Gliese 887 c

Discovery
- Discovered by: Tuomi et al.
- Discovery date: June 2019
- Detection method: Radial velocity

Designations
- Alternative names: Lacaille 9352 c

Orbital characteristics
- Semi-major axis: 0.120±0.004 AU
- Eccentricity: 0.03+0.21 −0.03
- Orbital period (sidereal): 21.789+0.004 −0.005 d
- Semi-amplitude: 2.8±0.4
- Star: Gliese 887

Physical characteristics
- Mass: ≥7.6±1.2 M_{🜨}
- Temperature: 352 K (79 °C; 174 °F)

= Gliese 887 c =

Super-Earth orbiting Gliese 887

Gliese 887 c (GJ 887 c) or Lacaille 9352 c is an exoplanet announced in 2020 and located 10.74 light years away, in the constellation of Piscis Austrinus.

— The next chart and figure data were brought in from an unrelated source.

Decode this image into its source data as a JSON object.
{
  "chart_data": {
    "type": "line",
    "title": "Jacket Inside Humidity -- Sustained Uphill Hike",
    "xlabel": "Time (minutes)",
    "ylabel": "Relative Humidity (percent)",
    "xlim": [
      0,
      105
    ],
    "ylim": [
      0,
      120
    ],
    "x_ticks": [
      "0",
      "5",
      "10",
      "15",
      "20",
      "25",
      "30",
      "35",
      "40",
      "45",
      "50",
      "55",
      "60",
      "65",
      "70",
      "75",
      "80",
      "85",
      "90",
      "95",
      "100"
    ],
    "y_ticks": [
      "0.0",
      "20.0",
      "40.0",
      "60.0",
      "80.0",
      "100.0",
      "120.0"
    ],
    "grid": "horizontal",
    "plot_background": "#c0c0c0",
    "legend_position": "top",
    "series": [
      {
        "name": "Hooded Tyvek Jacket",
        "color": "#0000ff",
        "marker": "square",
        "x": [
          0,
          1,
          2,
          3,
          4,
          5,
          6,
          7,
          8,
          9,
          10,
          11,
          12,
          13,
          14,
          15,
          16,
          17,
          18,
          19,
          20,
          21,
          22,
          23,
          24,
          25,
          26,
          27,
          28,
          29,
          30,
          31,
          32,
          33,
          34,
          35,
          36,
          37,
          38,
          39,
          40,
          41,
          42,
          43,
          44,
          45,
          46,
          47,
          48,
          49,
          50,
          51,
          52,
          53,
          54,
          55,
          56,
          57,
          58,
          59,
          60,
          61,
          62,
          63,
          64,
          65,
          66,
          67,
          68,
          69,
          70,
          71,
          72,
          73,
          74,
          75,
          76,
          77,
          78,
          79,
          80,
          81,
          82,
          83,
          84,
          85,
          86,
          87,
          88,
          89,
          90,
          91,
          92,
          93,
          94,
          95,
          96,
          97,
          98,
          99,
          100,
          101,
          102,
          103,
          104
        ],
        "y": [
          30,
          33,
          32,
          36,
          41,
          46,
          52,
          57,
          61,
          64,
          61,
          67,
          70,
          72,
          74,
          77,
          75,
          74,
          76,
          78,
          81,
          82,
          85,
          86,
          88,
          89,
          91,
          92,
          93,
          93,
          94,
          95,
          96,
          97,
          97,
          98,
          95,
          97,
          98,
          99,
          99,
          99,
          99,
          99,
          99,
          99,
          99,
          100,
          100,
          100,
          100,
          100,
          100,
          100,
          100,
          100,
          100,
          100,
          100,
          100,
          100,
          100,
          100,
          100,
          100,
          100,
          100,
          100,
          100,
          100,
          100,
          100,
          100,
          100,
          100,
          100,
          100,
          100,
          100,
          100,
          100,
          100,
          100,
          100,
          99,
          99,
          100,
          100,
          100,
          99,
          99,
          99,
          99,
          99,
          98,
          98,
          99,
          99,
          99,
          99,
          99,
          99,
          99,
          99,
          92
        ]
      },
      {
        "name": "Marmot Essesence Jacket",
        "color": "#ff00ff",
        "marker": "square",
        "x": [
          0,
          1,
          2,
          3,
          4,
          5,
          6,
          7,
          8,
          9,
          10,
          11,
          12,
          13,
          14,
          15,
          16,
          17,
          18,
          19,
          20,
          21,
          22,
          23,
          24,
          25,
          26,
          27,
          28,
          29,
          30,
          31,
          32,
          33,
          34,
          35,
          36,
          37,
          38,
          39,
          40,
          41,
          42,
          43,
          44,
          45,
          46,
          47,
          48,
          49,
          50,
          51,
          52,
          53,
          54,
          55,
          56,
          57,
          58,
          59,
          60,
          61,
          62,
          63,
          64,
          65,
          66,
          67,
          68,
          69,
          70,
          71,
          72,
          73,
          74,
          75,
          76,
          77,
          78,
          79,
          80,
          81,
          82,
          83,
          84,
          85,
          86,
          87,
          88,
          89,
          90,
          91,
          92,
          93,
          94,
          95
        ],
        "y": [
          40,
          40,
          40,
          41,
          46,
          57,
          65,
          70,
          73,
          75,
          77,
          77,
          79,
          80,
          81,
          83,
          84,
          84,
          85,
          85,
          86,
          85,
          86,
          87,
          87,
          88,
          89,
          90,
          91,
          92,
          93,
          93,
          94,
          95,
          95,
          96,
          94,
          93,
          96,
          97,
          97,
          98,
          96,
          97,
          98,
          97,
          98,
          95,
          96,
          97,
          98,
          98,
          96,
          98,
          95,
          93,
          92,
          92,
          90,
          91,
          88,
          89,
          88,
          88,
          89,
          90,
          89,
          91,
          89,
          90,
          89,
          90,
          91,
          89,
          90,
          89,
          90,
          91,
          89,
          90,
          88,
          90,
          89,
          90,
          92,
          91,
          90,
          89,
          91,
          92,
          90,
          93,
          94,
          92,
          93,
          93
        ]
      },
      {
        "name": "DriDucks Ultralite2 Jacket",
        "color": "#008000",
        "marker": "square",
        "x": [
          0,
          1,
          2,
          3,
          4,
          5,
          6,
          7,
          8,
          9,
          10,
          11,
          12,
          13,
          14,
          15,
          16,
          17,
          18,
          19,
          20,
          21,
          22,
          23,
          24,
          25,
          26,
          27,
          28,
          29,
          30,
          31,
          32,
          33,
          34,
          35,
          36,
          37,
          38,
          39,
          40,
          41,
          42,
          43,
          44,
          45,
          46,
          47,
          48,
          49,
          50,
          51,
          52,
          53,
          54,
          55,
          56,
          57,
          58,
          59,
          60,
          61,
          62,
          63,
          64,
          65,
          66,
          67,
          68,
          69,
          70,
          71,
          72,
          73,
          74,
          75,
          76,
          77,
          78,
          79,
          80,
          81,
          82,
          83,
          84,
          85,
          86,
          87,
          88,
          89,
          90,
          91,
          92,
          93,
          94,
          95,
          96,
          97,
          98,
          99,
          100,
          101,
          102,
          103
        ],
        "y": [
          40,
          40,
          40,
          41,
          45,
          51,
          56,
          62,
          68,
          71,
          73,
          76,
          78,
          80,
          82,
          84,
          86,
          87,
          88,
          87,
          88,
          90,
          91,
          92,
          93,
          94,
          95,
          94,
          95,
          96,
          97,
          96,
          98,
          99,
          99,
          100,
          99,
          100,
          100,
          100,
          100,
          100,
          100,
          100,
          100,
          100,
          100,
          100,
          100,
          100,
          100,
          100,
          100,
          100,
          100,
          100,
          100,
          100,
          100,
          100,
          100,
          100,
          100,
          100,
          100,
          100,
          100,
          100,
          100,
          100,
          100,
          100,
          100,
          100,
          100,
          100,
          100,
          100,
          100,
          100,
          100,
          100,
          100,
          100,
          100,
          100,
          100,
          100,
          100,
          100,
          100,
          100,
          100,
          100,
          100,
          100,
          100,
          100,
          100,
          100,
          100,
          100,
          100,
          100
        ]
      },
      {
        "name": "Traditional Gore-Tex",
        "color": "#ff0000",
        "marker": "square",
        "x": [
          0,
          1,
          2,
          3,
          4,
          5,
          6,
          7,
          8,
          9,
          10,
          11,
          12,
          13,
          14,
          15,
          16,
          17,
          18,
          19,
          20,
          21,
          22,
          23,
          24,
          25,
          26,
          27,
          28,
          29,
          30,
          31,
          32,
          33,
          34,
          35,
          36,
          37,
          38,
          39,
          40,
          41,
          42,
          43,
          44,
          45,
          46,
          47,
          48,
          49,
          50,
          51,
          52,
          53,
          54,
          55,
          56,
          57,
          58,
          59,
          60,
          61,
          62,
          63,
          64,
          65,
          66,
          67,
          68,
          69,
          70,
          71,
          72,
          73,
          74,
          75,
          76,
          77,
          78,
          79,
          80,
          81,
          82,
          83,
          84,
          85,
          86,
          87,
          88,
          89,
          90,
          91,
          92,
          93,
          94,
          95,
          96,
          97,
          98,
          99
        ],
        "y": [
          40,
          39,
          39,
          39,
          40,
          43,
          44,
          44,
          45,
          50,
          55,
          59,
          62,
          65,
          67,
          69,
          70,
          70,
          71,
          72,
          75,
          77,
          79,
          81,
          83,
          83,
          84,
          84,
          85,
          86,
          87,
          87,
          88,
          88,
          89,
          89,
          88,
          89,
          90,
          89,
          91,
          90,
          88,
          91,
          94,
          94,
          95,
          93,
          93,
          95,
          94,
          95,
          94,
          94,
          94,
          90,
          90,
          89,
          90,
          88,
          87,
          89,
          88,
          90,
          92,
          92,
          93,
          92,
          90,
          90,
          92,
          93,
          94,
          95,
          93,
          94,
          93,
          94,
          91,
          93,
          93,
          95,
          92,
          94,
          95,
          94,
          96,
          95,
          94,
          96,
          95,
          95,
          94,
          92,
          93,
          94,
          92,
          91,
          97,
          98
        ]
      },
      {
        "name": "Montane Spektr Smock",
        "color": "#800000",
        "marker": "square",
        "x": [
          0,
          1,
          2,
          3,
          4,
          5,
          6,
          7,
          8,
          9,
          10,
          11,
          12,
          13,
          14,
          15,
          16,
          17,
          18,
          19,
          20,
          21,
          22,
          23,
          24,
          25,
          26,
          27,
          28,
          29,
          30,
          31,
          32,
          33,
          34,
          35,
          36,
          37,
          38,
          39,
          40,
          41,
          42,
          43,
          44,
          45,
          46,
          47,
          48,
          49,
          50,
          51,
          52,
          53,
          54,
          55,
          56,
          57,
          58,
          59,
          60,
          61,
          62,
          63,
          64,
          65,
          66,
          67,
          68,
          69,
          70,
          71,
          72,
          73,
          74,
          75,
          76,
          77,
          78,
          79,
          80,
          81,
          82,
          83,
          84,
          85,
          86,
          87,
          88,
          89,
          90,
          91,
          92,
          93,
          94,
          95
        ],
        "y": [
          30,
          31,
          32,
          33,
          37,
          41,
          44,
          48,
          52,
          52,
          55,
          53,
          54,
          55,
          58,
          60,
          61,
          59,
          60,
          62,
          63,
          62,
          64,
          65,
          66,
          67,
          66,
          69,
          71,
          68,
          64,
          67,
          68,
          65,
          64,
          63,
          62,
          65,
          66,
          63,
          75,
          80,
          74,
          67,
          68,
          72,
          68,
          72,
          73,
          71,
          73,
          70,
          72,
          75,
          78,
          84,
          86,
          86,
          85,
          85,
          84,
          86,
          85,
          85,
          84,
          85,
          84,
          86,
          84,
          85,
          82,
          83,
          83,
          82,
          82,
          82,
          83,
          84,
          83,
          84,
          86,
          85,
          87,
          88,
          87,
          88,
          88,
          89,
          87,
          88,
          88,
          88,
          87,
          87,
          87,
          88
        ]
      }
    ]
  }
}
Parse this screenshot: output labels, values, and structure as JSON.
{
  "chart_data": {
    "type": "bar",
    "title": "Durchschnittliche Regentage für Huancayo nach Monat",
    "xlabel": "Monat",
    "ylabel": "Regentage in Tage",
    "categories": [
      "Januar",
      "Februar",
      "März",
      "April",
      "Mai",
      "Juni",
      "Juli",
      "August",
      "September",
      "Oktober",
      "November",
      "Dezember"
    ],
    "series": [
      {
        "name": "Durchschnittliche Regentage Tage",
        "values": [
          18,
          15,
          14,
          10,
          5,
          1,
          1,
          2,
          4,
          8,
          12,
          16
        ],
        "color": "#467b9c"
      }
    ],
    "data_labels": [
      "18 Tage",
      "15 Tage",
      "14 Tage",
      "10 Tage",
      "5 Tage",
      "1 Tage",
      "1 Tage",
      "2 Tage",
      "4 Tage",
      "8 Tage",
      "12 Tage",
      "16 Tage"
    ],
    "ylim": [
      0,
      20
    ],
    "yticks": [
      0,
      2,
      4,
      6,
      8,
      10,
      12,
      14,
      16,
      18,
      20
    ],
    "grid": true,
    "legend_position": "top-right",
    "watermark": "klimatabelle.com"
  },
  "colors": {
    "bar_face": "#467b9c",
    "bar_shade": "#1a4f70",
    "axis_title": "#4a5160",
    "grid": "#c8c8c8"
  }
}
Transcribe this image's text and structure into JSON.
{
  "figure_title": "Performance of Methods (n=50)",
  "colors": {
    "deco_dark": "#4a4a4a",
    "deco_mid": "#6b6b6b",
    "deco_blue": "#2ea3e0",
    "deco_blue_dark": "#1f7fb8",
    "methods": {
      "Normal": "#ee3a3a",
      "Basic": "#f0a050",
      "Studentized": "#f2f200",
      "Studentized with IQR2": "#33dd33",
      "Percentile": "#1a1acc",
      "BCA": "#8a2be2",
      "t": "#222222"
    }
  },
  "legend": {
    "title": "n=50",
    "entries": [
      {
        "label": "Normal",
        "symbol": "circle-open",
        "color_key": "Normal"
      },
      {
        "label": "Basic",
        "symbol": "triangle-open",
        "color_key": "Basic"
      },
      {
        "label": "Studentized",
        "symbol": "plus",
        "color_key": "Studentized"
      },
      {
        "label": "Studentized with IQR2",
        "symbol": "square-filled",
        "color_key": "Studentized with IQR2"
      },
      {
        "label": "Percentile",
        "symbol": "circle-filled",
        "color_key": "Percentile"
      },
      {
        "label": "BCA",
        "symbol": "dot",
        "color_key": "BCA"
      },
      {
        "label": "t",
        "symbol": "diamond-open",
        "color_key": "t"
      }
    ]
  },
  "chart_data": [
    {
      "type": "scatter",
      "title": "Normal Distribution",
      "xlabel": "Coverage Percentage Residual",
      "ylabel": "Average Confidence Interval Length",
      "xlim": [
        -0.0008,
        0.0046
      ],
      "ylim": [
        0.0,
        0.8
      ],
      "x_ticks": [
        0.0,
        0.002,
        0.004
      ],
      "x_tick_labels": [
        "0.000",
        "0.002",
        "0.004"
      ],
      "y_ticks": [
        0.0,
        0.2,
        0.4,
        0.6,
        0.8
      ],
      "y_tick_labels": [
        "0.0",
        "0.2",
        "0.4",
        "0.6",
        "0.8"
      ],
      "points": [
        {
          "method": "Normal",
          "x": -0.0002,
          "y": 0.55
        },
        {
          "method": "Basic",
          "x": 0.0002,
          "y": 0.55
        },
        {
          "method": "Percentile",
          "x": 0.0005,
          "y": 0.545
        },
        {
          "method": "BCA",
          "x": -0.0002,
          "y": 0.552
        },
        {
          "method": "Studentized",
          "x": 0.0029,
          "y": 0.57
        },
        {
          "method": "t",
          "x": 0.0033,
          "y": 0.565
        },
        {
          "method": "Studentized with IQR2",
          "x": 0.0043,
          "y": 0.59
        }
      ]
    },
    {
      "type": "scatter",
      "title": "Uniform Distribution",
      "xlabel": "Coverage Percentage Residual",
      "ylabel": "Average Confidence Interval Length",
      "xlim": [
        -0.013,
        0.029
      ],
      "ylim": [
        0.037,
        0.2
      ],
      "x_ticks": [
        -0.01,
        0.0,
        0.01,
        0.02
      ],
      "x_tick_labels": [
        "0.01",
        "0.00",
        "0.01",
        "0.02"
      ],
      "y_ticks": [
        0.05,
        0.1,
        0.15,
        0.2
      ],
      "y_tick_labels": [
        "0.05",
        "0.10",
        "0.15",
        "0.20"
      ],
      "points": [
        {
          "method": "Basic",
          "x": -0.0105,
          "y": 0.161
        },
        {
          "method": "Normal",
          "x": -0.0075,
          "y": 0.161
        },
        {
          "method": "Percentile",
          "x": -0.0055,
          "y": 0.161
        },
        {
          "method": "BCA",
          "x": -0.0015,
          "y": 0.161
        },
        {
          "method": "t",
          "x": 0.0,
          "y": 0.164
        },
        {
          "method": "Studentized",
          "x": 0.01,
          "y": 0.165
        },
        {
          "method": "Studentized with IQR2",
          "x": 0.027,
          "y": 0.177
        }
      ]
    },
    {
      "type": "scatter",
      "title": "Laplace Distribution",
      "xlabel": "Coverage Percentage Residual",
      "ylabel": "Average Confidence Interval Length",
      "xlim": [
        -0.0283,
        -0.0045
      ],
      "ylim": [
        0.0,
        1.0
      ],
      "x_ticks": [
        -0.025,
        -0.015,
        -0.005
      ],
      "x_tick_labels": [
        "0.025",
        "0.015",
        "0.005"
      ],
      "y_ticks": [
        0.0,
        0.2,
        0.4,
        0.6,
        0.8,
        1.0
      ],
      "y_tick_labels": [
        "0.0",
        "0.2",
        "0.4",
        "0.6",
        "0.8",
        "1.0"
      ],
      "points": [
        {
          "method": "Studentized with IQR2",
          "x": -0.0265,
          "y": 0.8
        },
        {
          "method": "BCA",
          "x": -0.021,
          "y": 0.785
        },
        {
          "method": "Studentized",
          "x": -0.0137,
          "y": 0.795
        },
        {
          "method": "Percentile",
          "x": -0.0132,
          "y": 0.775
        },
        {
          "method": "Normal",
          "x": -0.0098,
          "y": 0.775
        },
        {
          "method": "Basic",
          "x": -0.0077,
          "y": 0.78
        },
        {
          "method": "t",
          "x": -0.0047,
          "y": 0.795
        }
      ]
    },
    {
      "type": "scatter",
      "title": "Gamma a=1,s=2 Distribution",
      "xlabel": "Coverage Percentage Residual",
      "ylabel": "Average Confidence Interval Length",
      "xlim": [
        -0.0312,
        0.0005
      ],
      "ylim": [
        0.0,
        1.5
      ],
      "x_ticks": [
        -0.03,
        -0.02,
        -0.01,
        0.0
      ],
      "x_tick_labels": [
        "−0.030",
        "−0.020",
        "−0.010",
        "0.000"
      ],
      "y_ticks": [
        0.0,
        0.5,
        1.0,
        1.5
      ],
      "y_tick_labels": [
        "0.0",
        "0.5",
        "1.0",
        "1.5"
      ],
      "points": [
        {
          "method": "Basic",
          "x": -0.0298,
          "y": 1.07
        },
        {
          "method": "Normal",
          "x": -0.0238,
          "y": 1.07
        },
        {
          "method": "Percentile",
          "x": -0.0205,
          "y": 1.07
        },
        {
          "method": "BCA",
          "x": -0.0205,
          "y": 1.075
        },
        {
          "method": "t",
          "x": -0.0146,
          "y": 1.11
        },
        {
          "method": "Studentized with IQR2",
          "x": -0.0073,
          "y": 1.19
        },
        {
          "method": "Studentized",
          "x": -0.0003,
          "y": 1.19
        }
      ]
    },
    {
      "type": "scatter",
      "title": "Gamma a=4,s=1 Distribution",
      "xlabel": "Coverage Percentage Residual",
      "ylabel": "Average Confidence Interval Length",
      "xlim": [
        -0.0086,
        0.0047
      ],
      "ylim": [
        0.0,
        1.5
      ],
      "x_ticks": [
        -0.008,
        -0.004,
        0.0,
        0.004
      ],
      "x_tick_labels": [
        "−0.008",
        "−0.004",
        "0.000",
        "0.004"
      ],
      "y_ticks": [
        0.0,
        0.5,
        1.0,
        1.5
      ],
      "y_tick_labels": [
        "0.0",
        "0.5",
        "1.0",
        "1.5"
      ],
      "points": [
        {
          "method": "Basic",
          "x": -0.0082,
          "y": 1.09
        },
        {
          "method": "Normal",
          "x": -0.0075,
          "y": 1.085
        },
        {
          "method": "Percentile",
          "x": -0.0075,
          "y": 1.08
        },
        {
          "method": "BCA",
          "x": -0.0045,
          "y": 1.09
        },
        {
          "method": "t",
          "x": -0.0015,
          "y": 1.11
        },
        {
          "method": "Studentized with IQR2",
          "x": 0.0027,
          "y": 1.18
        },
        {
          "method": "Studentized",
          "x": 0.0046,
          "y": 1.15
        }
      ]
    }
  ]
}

It was detected using the radial velocity method from observations with HARPS in Chile and HIRES in Hawaii.

== Characteristics ==

Gliese 887 c is considered a Super-Earth with a minimum mass of 7.6 Earth masses.

With an orbital period of 21.8 days, the exoplanet is located at 0.12 AU from the star, which is close to the inner edge of the habitable zone (but still outside).

The exoplanet has a calculated equilibrium temperature of 352 K.

==Host star==

The planet orbits the red dwarf star Gliese 887, which has an age of 4.57 billion years.